リストアすると、Oracle Key Vaultの現在の内容は削除され、バックアップの内容で上書きされます。最後のバックアップ以降に行われた変更はすべて失われます。

バックアップの有効期限は最大1年です。1年より古いバックアップはリストアできません。


Oracle Key Vaultデータのリストア

Oracle Key Vaultのバックアップからデータをリストアできます。

リストア・プロセスでは、Oracle Key Vaultが、システムのインストール時に作成したリカバリ・パスフレーズを尋ねてきます。

  1. システム管理者ロールを持っているユーザーとしてOracle Key Vault管理コンソールにログインします。

    「Oracle Key Vault管理コンソールへのログイン」を参照してください。

  2. 「System」タブを選択し、「System Backup」を選択します。

  3. 「Restore」をクリックします。

  4. 「Source」フィールドのドロップダウン・リストから、リカバリするバックアップ・ファイルのソースを選択します。

  5. 必要に応じて検索バーを使用して、ソースに対して利用できるバックアップのリストを表示します。

  6. リストアするバックアップの横の「Restore」オプションを選択します。

    okv_22.jpgの説明が続きます。
    図okv_22.jpgの説明

  7. 「Restore」をクリックすると、リストアまたはリカバリ・プロセスが開始されます。

    リカバリ・パスフレーズを尋ねてきます。

  8. リカバリ・パスフレーズを入力し、「Restore」をクリックすると、リストア操作が始まります。

    バックアップからリストアが行われ、システムが再起動します。

高可用性とリストア操作

高可用性用に構成されたOracle Key Vaultシステムにデータをリストアする必要がある場合、2つの考慮事項が適用されます。

これらの考慮事項は次のとおりです。

  • プライマリの障害後にスタンバイ・サーバーが引き継いだ場合、バックアップからデータをリストアする必要はありません。新しいスタンバイ・サーバーを構成すれば、(新しい)プライマリと自動的に同期します。

  • プライマリ・ノード上でバックアップをリストアする場合、スタンバイ・サーバーを廃棄(または再インストール)して、新しいスタンバイを構成する必要があります。

システム状態のリストアによる変化

Oracle Key Vaultアプライアンスをリストアすると、システム状態は、バックアップが作成された時点まで戻されます。

このため、バックアップを行った後に作成または変更されたユーザー、オブジェクト、エンドポイント、グループ、ウォレットなどは、リストアされたシステム上には存在しません。

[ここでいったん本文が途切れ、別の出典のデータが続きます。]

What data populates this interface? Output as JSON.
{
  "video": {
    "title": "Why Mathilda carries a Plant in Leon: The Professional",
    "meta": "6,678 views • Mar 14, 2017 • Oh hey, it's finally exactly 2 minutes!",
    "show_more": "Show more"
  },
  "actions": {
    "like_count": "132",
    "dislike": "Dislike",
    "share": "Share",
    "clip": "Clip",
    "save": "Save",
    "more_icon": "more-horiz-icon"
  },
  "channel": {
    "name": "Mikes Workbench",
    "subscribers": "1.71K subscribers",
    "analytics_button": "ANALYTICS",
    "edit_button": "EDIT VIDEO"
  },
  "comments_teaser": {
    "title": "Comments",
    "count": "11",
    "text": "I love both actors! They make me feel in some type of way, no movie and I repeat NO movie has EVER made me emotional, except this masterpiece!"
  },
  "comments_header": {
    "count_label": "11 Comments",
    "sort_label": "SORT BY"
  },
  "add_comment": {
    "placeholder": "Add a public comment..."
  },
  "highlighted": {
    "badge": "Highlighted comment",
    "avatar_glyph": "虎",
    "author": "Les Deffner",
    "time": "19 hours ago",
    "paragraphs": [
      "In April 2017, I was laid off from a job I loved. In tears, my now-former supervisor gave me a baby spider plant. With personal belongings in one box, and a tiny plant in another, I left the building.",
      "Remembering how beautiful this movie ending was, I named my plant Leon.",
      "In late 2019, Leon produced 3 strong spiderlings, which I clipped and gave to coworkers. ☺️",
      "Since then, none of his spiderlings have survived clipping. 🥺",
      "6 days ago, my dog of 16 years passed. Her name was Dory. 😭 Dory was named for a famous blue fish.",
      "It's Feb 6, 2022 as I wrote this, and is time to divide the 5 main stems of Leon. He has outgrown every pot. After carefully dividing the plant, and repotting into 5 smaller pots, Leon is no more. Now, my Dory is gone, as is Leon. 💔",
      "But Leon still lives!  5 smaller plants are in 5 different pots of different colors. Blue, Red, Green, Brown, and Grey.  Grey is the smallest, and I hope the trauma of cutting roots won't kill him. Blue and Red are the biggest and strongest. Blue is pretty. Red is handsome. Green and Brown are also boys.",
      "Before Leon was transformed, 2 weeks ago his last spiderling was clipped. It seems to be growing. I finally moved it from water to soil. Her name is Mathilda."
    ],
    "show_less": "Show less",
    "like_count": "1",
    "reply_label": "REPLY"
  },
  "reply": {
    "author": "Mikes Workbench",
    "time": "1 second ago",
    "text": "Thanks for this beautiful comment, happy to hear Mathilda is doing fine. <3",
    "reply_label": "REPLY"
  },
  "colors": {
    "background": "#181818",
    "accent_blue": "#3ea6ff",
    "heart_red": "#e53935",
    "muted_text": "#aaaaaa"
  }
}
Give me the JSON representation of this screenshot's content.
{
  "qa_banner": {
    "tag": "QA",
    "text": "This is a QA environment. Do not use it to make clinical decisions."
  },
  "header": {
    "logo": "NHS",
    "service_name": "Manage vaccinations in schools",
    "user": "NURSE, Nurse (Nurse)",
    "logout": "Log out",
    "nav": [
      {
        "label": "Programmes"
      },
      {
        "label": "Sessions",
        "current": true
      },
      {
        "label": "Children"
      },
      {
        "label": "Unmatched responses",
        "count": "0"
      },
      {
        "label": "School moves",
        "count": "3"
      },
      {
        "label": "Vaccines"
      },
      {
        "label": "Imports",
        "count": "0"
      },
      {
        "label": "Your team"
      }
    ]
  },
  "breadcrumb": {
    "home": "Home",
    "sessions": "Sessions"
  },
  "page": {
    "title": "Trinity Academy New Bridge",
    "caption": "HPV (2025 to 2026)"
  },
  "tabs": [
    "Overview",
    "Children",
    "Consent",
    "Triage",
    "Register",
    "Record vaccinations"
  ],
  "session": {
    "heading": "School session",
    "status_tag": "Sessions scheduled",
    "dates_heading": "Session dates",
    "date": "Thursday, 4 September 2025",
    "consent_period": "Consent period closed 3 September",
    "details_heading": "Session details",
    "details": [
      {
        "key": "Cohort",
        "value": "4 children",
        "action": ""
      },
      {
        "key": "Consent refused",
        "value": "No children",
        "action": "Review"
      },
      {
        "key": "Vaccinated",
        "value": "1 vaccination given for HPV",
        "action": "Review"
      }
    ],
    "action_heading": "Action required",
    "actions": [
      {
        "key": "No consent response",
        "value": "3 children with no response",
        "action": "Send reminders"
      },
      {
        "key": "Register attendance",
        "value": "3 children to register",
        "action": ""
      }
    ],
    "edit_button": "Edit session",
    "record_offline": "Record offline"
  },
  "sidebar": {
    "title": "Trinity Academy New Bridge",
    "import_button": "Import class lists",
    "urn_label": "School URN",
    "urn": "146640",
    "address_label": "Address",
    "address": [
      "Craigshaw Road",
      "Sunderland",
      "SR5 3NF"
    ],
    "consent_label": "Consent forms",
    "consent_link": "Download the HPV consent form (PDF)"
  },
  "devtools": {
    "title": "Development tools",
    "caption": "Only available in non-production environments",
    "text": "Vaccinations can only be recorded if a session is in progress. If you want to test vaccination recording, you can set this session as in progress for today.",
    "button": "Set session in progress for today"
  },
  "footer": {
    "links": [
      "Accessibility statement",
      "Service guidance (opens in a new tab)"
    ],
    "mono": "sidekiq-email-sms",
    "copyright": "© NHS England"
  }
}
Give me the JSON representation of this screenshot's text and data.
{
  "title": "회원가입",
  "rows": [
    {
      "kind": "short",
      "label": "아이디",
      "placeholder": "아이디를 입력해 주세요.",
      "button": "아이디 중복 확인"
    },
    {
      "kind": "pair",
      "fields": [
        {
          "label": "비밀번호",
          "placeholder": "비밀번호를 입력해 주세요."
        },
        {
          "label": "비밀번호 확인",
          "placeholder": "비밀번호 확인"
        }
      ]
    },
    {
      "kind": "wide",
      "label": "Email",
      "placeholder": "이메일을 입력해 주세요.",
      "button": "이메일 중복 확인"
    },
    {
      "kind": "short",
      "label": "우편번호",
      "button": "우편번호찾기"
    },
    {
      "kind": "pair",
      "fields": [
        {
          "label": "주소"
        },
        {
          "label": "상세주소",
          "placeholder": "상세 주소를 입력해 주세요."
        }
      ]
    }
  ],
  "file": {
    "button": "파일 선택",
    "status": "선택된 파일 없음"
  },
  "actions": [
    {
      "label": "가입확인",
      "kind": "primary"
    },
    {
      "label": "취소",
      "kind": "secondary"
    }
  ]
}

リストアされたバックアップ上にあったもので上書きされます。たとえば、あるユーザーのパスワードがバックアップ操作後に変更された場合、そのユーザーのパスワードはバックアップ時のものにリストアされます。


注意:

リストアすると、リカバリ・パスフレーズもバックアップ時に使用していたものに変更されます。

必要に応じて、ユーザー・パスワードを変更し、バックアップ後に作成されるエンドポイントをエンロールし、その他、同様の変更を行ってください。リストア後には、すべてが正しく構成されていることを確認してください。

リストアした完了済バックアップが正しいという確信を持てない場合、別のものをリストアできます。別の完了済バックアップをリストアするには、まずリストア済Oracle Key Vault自身の上にあるこのバックアップのリモート宛先を構成してから、リストア・プロセスを開始します。Oracle Key Vaultアプライアンスを再インストールする必要はありません。

アプライアンスが満足できる状態にリストアされたら、引き続きこのアプライアンスで作業し、以降のバックアップを、以前に構成されたリモート宛先または新しいリモート宛先のいずれかに対してスケジューリングできます。